3. Food: You can still eat well while spending less at the supermarket.
  • Simple: Plan your meals in advance, cook from scratch, and stock your pantry properly in order to get the most for your grocery money.
  • Moderate: Yes, you can really save money with coupons -- and you can save even more if you take the time to combine them with supermarket sales. Kathy Spencer of How To Shop For Free has some great tips on how to do this.
  • Drastic: Cross produce off your list permanently by planting your own garden. Urban farming is all the rage -- it's amazing what you can cultivate on less than a quarter acre, or even in pots on your balcony. Don't feel like digging in the dirt? You can slash your food bills by eliminating meat from your diet.
4. Entertainment: It's amazing how those little things add up. But what seem to be necessities when you're living large can be easy to jettison when times are tough. Let's assume you've already stopped dropping money on nights out on the town. How can you trim the bills while having fun at home?
  • Simple: Do you really need every single premium cable channel? How about keeping your favorites and letting the rest go? If you're going out to eat out as a treat, consider splitting an entree or going out for dessert and coffee only.

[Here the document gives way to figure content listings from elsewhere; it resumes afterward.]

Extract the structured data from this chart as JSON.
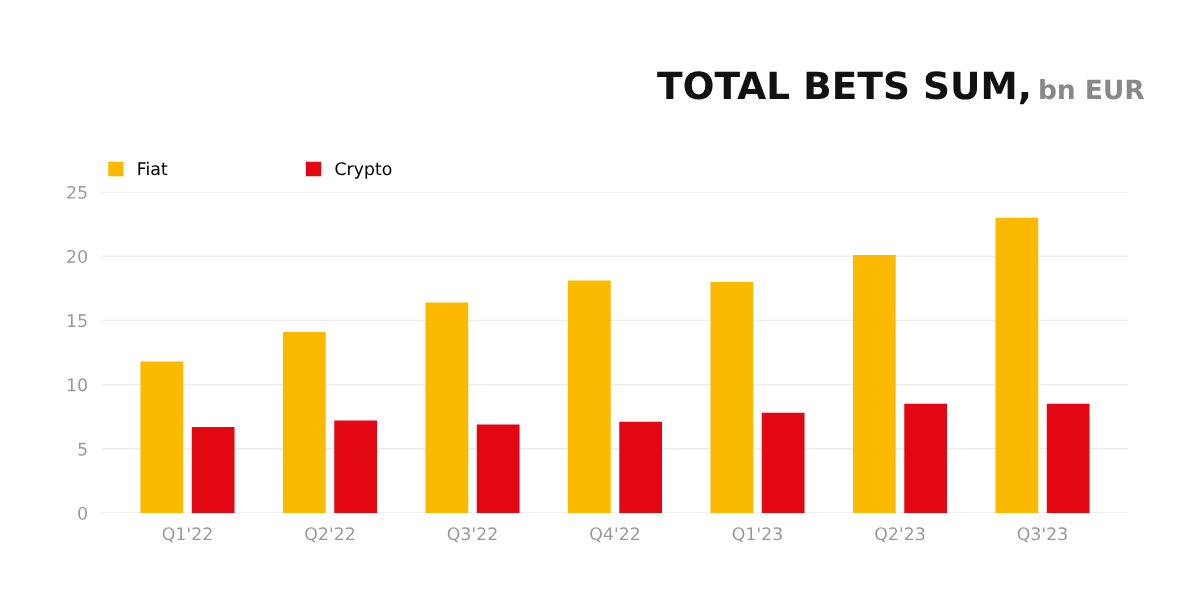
{
  "chart_data": {
    "type": "bar",
    "title": "TOTAL BETS SUM,",
    "subtitle": "bn EUR",
    "categories": [
      "Q1'22",
      "Q2'22",
      "Q3'22",
      "Q4'22",
      "Q1'23",
      "Q2'23",
      "Q3'23"
    ],
    "series": [
      {
        "name": "Fiat",
        "color": "#fbb900",
        "values": [
          11.8,
          14.1,
          16.4,
          18.1,
          18.0,
          20.1,
          23.0
        ]
      },
      {
        "name": "Crypto",
        "color": "#e30613",
        "values": [
          6.7,
          7.2,
          6.9,
          7.1,
          7.8,
          8.5,
          8.5
        ]
      }
    ],
    "ylim": [
      0,
      25
    ],
    "yticks": [
      0,
      5,
      10,
      15,
      20,
      25
    ],
    "grid": "y",
    "legend": "top left"
  }
}
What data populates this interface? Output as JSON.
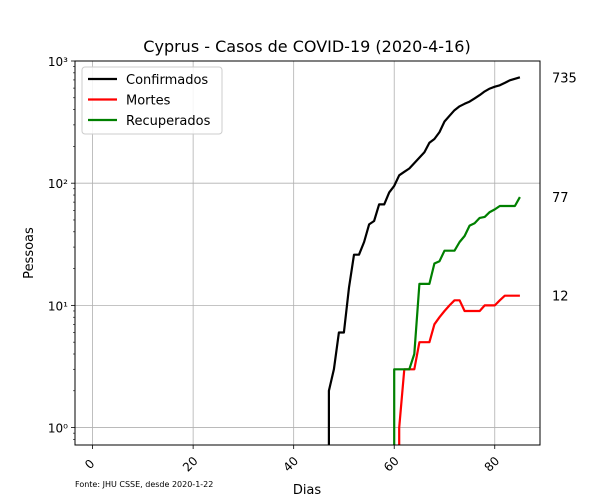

Host a movie marathon at home instead of heading to the multiplex, or have a pot-luck dinner with the neighbors when you feel like socializing.
  • Moderate:If you need high-speed Internet access in order to work from home, downgrading to dial-up doesn't really make sense. But what about keeping the Internet access and getting rid of satellite TV or digital cable? With movie services like Netflix and Blockbuster that deliver DVDs to your door, and websites like YouTube and Hulu that stream TV shows directly to your computer, you might not even miss having cable.
  • Drastic: Cancel all of your subscriptions -- movies, magazines, newspapers, TV -- and visit your local library more often. Plug in to your community, and find out what free events are going on around town.
Once you know how much money is already going out, figure out exactly how much is coming in regularly, and create your budget, keeping in mind that it doesn't have to be set in stone. In my last post, I mentioned one way to prioritize your bills if you can't pay them all in a given month; it's worth repeating, so here it is again, courtesy of The Zen Organizer, Regina Leeds, and her new book, "One Year to an Organized Financial Life":

1. Pay Uncle Sam first. "The IRS can make your life miserable like few other creditors can," she writes.
2. Pay the people who can repossess your stuff next. "Your mortgage company and the auto dealer come next in order of importance," Leeds says. "You obviously don't want to come home to find your furniture on the street or your vehicle towed."
3. Seek the lowest cost. Pay down the credit card with the highest interest rate first, while making at least the minimum payment on any others.
4. Consider the little guy. If you have to choose between paying a big box store or a mom-and-pop shop, consider that the smaller creditor may need your money in order to pay his own bills.